広告表現・旧薬事法等に関するお役立ちコラム

将来の販売価格を比較対象とする二重価格表示

「きょうだけ半額」と宣伝した商品の値引き前の価格に根拠がないとして、消費者庁はテレビ通販「ジュピターショップチャンネル」に対して、景品表示法違反による再発防止の措置命令を出しました。

人は最初に目にした価格で判断基準にバイアスがかる傾向にあって、これをアンカリング効果と言いますが、心理学や行動経済学では有名な心理効果で、マーケティングや営業の現場でよく使われています。

ラーメン700円と表示してあるよりも、ラーメン×1、280円→700円の方が本来は1,280円で売られていたので美味しいはずだ、1,280円はいくら美味しくてもちょっと高いがそれが700円なら結構お買い得だなとアンカリング効果が働きます。(高額の物の方が消費者の自己顕示欲が満たされ、製品の効果、満足度が高くなる効果のヴェブレン効果も働きます。)

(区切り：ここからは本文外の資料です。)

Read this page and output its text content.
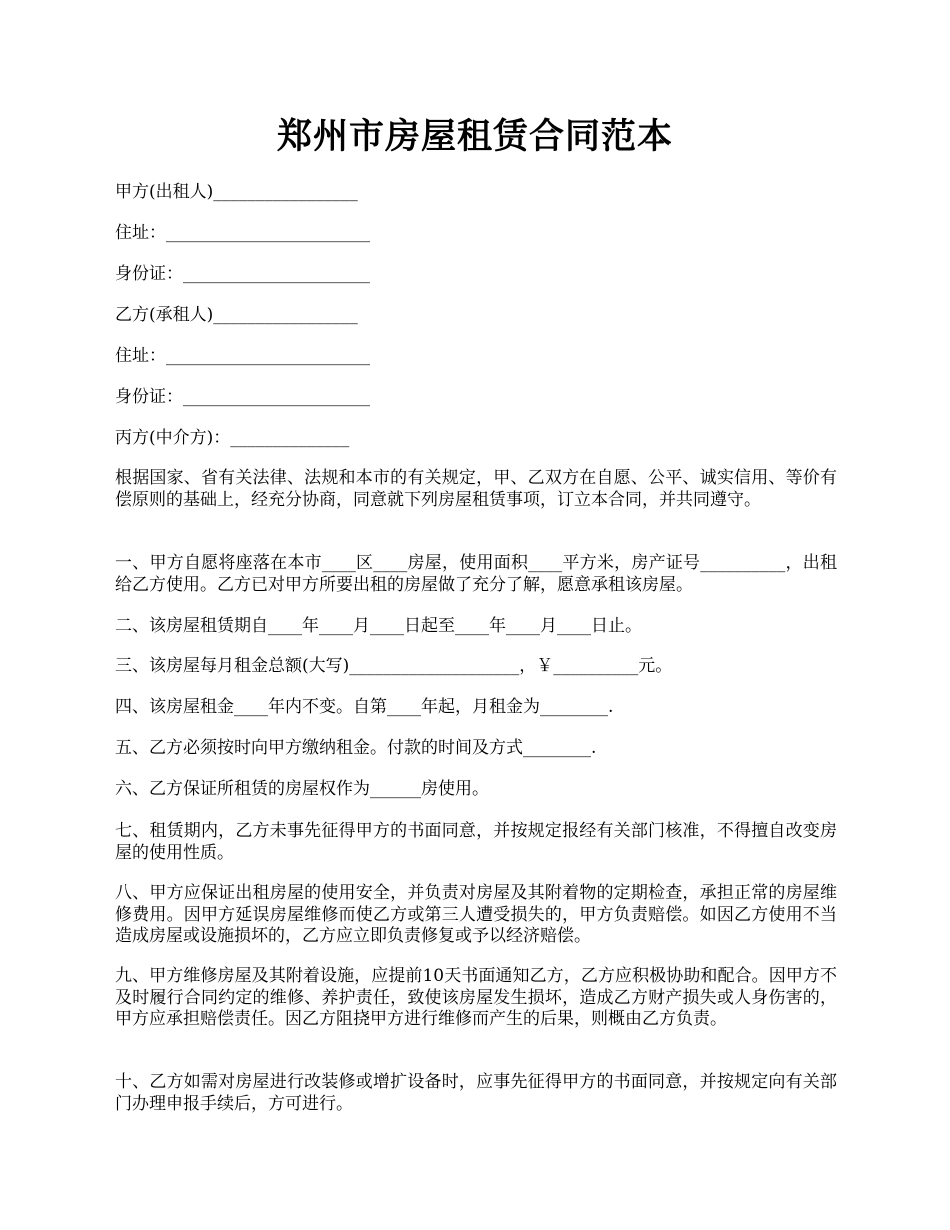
郑州市房屋租赁合同范本
甲方(出租人)_________________
住址：________________________
身份证：______________________
乙方(承租人)_________________
住址：________________________
身份证：______________________
丙方(中介方)：______________
根据国家、省有关法律、法规和本市的有关规定，甲、乙双方在自愿、公平、诚实信用、等价有偿原则的基础上，经充分协商，同意就下列房屋租赁事项，订立本合同，并共同遵守。
一、甲方自愿将座落在本市____区____房屋，使用面积____平方米，房产证号__________，出租给乙方使用。乙方已对甲方所要出租的房屋做了充分了解，愿意承租该房屋。
二、该房屋租赁期自____年____月____日起至____年____月____日止。
三、该房屋每月租金总额(大写)____________________，￥__________元。
四、该房屋租金____年内不变。自第____年起，月租金为________.
五、乙方必须按时向甲方缴纳租金。付款的时间及方式________.
六、乙方保证所租赁的房屋权作为______房使用。
七、租赁期内，乙方未事先征得甲方的书面同意，并按规定报经有关部门核准，不得擅自改变房屋的使用性质。
八、甲方应保证出租房屋的使用安全，并负责对房屋及其附着物的定期检查，承担正常的房屋维修费用。因甲方延误房屋维修而使乙方或第三人遭受损失的，甲方负责赔偿。如因乙方使用不当造成房屋或设施损坏的，乙方应立即负责修复或予以经济赔偿。
九、甲方维修房屋及其附着设施，应提前10天书面通知乙方，乙方应积极协助和配合。因甲方不及时履行合同约定的维修、养护责任，致使该房屋发生损坏，造成乙方财产损失或人身伤害的，甲方应承担赔偿责任。因乙方阻挠甲方进行维修而产生的后果，则概由乙方负责。
十、乙方如需对房屋进行改装修或增扩设备时，应事先征得甲方的书面同意，并按规定向有关部门办理申报手续后，方可进行。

過去の販売価格を比較対照価格として用いる場合の具体的な規制においては、現在の価格設定時から遡って8週間の期間の過去の販売価格が問題になります。

当該比較対照価格が直近8週間の期間の過半を占めており、通算して2週間以上の期間表示されていた実績があり、その比較対照価格で販売されていた最終の日から2週間が経過していない場合には、その比較対照価格を使って二重価格表示できます。

新しくオープンした店や新規に発売した商品の記念セールでは、過去の販売価格を比較対照価格として用いることはできませんので、将来の販売価格を比較対象とする二重価格表示をする場合があります。

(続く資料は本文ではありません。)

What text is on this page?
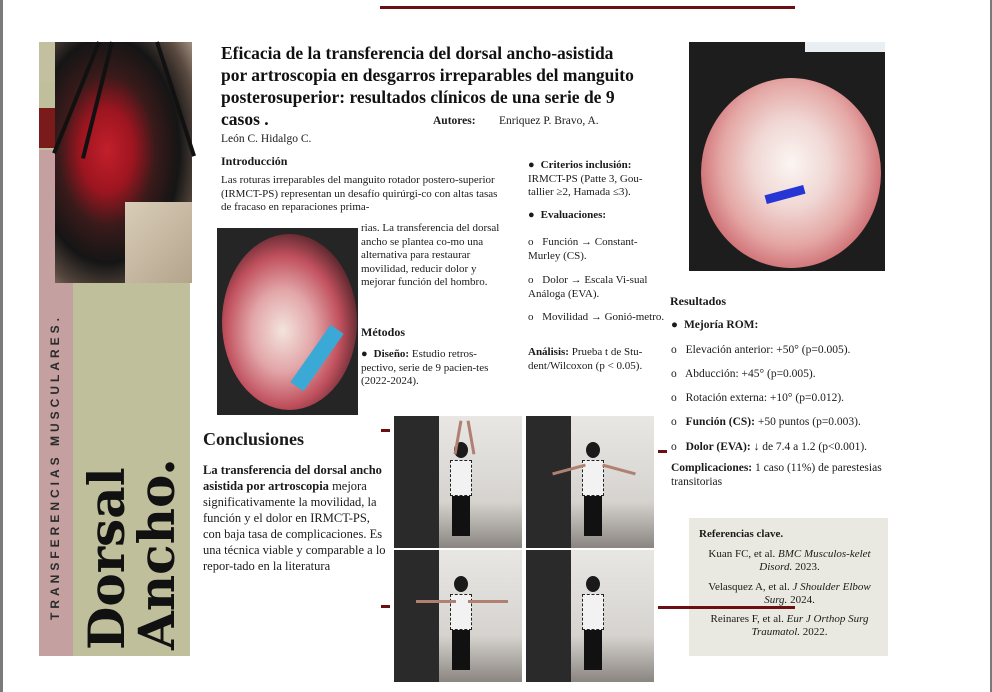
TRANSFERENCIAS MUSCULARES. Dorsal
Ancho.
Eficacia de la transferencia del dorsal ancho-asistida por artroscopia en desgarros irreparables del manguito posterosuperior: resultados clínicos de una serie de 9 casos .	Autores: Enriquez P. Bravo, A.
León C. Hidalgo C.
Introducción
Las roturas irreparables del manguito rotador postero-superior (IRMCT-PS) representan un desafío quirúrgi-co con altas tasas de fracaso en reparaciones prima-
rias. La transferencia del dorsal ancho se plantea co-mo una alternativa para restaurar movilidad, reducir dolor y mejorar función del hombro.
Métodos
● Diseño: Estudio retros-pectivo, serie de 9 pacien-tes (2022-2024).
● Criterios inclusión:
IRMCT-PS (Patte 3, Gou-tallier ≥2, Hamada ≤3).
● Evaluaciones:
o Función → Constant-Murley (CS).
o Dolor → Escala Vi-sual Análoga (EVA).
o Movilidad → Gonió-metro.
Análisis: Prueba t de Stu-dent/Wilcoxon (p < 0.05).
Resultados
● Mejoría ROM:
o Elevación anterior: +50° (p=0.005).
o Abducción: +45° (p=0.005).
o Rotación externa: +10° (p=0.012).
o Función (CS): +50 puntos (p=0.003).
o Dolor (EVA): ↓ de 7.4 a 1.2 (p<0.001).
Complicaciones: 1 caso (11%) de parestesias transitorias
Conclusiones
La transferencia del dorsal ancho asistida por artroscopia mejora significativamente la movilidad, la función y el dolor en IRMCT-PS, con baja tasa de complicaciones. Es una técnica viable y comparable a lo repor-tado en la literatura
Referencias clave.
Kuan FC, et al. BMC Musculos-kelet Disord. 2023.
Velasquez A, et al. J Shoulder Elbow Surg. 2024.
Reinares F, et al. Eur J Orthop Surg Traumatol. 2022.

セール期間経過後の価格を比較対象とすること自体は可能ですが、ジュピターショップチャンネルは、当該セール企画終了後に販売される期間は3日間のみであって、ごく短期間のみ「明日以降」と称する価額で販売するにすぎず、当該価額での販売実績もジュピターショップチャンネルにおいて実質的に問われないものであって、将来の販売価格として十分な根拠のあるものとは認められなかったものです。